SYAR’I, THARIQ, SIROTH
Dalam Agama Islam, bahwa seluruh alam semesta ini sudah Islam. Artinya telah tunduk dan berserah pada sebuah sistem Maha Tunggal. Manusia yang diberikan akal justru yang perlu memproses diri dengan kesadaran mengabdi untuk menjadi bagian dari semesta yang tunduk dan pasrah. Akal diberikan kepada manusia sebagai karunia istimewa untuk menjadi makhkuk yang memiliki kesadaran dan memiliki hak pilih. Ia bisa tetap ingkar dan bisa juga kembali kepada kesadaran.
Manusia pertama yang diturunkan oleh Tuhan ke Bumi adalah Nabi Adam. Manusia pertama yang juga Nabi ini sangat dimuliakan dalam Agama Islam. Lalu kenapa ummat Islam menghormatinya? Jika Ia orang pertama bukankah itu berarti Nabi Muhammad sebagai pembawa risalah Islam belum dilahirkan? Kenapa tidak kita lupakan atau bahkan kita tuduhkan bahwa Nabi ini masih Kafir karena belum memeluk Agama Islam?
Cara berfikir seperti inilah yang sedang menjamur menjadi sebuah perspektif kebenaran baru. Meskipun bukan kepada Nabi Adam, namun kecenderungan beberapa pihak untuk menegaskan bahwa yang sudah meninggal tidak ada kaitan dengan yang masih hidup. Yang tidak menjalankan syariah sesuai kategori dan ukuran-ukuran yang ia buat disebut bukan penjalan syariat yang kaffah dan masih najis. Orangtua yang mati tidak bisa menerima pahala lagi dari kegiatan yang ada di dunia, dan ia juga tak bisa mendengar do’a siapapun yang mendo’akannya. Pandangan-pandangan penuh heroisme kesucian itu seharusnya cukup memenuhi syarat untuk juga memasukkan Nabi Adam hingga Nabi Isa sebagi pihak yang tak perlu dikenang apalagi dimuliakan.

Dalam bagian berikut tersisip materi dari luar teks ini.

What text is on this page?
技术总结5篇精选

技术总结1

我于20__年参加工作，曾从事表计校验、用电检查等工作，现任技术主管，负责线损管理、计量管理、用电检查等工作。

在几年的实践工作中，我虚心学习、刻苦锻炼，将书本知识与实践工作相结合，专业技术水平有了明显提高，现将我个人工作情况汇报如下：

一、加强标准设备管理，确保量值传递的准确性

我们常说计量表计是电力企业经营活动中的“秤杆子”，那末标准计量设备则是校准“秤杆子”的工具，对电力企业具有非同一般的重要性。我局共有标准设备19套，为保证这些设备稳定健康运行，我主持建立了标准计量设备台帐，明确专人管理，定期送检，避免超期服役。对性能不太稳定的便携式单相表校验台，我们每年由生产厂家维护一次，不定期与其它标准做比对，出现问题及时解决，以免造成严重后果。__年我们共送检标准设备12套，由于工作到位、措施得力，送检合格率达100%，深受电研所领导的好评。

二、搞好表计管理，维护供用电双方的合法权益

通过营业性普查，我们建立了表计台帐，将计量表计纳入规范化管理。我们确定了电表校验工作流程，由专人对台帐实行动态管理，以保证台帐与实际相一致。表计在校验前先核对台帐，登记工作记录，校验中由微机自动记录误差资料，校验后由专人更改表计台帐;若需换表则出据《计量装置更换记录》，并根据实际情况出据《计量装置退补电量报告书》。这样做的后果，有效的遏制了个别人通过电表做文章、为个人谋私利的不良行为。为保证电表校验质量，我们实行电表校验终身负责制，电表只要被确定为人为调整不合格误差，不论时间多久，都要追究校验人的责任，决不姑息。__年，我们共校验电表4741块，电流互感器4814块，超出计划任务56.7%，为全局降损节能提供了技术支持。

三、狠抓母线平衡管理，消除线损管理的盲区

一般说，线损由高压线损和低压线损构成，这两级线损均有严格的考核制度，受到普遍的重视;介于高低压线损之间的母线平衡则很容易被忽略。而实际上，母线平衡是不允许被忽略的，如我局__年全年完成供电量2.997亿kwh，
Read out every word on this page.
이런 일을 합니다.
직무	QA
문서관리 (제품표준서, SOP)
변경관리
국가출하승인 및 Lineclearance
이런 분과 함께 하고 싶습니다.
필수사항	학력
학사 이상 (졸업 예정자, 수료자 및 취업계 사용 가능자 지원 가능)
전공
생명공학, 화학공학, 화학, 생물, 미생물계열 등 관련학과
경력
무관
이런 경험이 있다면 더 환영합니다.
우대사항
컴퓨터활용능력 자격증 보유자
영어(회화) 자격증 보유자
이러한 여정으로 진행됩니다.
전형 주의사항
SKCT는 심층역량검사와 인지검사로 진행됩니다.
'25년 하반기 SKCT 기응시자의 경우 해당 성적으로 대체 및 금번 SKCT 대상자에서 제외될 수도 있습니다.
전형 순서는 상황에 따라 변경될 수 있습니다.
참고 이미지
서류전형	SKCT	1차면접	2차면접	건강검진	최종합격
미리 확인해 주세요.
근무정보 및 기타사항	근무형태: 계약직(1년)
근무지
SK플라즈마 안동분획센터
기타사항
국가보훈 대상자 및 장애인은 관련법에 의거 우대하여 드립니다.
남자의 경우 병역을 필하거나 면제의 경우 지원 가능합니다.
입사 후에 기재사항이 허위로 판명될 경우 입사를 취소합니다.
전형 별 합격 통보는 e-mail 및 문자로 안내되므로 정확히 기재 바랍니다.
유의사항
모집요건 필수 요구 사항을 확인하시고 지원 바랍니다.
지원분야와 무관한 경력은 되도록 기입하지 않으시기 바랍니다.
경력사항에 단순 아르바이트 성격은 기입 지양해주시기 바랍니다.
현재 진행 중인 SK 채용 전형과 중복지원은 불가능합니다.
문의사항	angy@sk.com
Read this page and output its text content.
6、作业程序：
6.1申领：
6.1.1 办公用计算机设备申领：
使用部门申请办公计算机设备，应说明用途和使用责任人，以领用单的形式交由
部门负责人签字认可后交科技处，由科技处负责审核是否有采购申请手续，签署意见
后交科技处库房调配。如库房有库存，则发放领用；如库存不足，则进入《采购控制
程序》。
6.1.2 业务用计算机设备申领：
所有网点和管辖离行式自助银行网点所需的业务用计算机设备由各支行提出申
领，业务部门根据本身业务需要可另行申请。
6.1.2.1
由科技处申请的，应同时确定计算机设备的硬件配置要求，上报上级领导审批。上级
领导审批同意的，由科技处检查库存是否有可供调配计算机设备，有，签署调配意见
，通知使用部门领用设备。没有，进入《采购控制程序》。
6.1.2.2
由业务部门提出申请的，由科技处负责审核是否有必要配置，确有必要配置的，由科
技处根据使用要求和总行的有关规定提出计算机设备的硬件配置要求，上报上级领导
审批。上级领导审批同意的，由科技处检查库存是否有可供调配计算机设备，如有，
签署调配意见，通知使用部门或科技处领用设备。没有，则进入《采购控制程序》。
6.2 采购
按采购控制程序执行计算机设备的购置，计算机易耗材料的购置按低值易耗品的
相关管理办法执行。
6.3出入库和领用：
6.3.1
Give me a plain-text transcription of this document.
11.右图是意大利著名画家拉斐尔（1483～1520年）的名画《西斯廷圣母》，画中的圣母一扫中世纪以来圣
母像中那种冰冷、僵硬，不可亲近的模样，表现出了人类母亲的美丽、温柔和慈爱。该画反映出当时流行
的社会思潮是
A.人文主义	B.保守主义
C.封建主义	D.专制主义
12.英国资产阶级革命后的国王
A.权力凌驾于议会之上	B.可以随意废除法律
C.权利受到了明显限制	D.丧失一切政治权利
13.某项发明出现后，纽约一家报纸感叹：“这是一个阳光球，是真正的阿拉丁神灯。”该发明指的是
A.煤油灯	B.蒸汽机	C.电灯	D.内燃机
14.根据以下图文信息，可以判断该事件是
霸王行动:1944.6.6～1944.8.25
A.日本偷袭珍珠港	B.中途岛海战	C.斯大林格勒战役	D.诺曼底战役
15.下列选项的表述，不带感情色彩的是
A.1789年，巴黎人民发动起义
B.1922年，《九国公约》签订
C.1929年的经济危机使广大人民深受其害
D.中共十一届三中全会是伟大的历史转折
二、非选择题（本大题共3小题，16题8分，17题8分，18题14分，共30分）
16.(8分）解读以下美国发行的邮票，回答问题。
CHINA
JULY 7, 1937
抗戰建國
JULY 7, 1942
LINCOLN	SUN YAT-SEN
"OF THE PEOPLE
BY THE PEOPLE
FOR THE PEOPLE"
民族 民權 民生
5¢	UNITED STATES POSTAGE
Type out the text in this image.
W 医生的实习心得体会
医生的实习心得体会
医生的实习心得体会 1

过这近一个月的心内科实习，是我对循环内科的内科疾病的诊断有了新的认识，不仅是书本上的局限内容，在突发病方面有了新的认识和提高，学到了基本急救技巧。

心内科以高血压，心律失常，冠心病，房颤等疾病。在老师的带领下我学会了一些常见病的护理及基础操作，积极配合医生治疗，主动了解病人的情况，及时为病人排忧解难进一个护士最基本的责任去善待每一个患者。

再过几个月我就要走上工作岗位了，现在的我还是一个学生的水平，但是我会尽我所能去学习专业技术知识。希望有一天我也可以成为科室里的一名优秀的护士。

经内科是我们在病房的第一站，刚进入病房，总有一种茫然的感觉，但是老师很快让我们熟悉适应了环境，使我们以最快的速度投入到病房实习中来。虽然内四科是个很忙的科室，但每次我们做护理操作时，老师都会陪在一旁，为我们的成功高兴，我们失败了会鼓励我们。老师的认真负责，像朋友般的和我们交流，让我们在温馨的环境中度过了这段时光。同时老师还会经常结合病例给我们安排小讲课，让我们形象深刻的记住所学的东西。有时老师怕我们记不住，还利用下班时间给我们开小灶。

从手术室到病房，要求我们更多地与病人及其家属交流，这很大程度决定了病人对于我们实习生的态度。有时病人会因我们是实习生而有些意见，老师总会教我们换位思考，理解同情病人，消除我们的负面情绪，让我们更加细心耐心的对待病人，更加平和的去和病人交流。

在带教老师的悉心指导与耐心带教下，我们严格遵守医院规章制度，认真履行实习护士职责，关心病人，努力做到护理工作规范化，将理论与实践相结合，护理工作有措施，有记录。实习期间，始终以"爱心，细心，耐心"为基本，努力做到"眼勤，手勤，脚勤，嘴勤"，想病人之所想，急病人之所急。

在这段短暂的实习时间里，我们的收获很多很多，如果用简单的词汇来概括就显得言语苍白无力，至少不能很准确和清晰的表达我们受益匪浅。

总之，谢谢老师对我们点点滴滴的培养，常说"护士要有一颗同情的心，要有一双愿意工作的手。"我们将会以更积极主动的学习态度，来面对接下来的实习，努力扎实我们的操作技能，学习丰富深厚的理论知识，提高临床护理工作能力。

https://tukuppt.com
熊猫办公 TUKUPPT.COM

Demikiankah Islam? Tuhanku tidak sendeso itu. Ia yang Maha menciptakan sistem semua dari Purwa hingga Purna tanpa cela. Ia telah mengatur dan menebarkan bermilyar-milyar petugas-petugas untuk menjaga dan menjalankan operating system Agung buatanNya. Nabi adalah utusan yang mendapat Wahyu, Ia adalah orang terpilih dan juga dipilih oleh Tuhan sebagai utusan untuk menata perikehidupan manusia yang ia mulai. Seorang utusan pastilah tunduk dan pasrah kepada Tuhannya, Nabi Adam adalah Islam dan seluruh sistem setelahnya yang merujuk pada ajaran Nabi Adam sesungguhnya pun adalah Islam. Bahkan Tuhanku menyatakan bahwa ayat-ayatNya akan dijaga olehNya sendiri. Ia akan bertahan dan tetap bisa dibaca hingga kapanpun meski telah melewati sekian abad sekian jaman.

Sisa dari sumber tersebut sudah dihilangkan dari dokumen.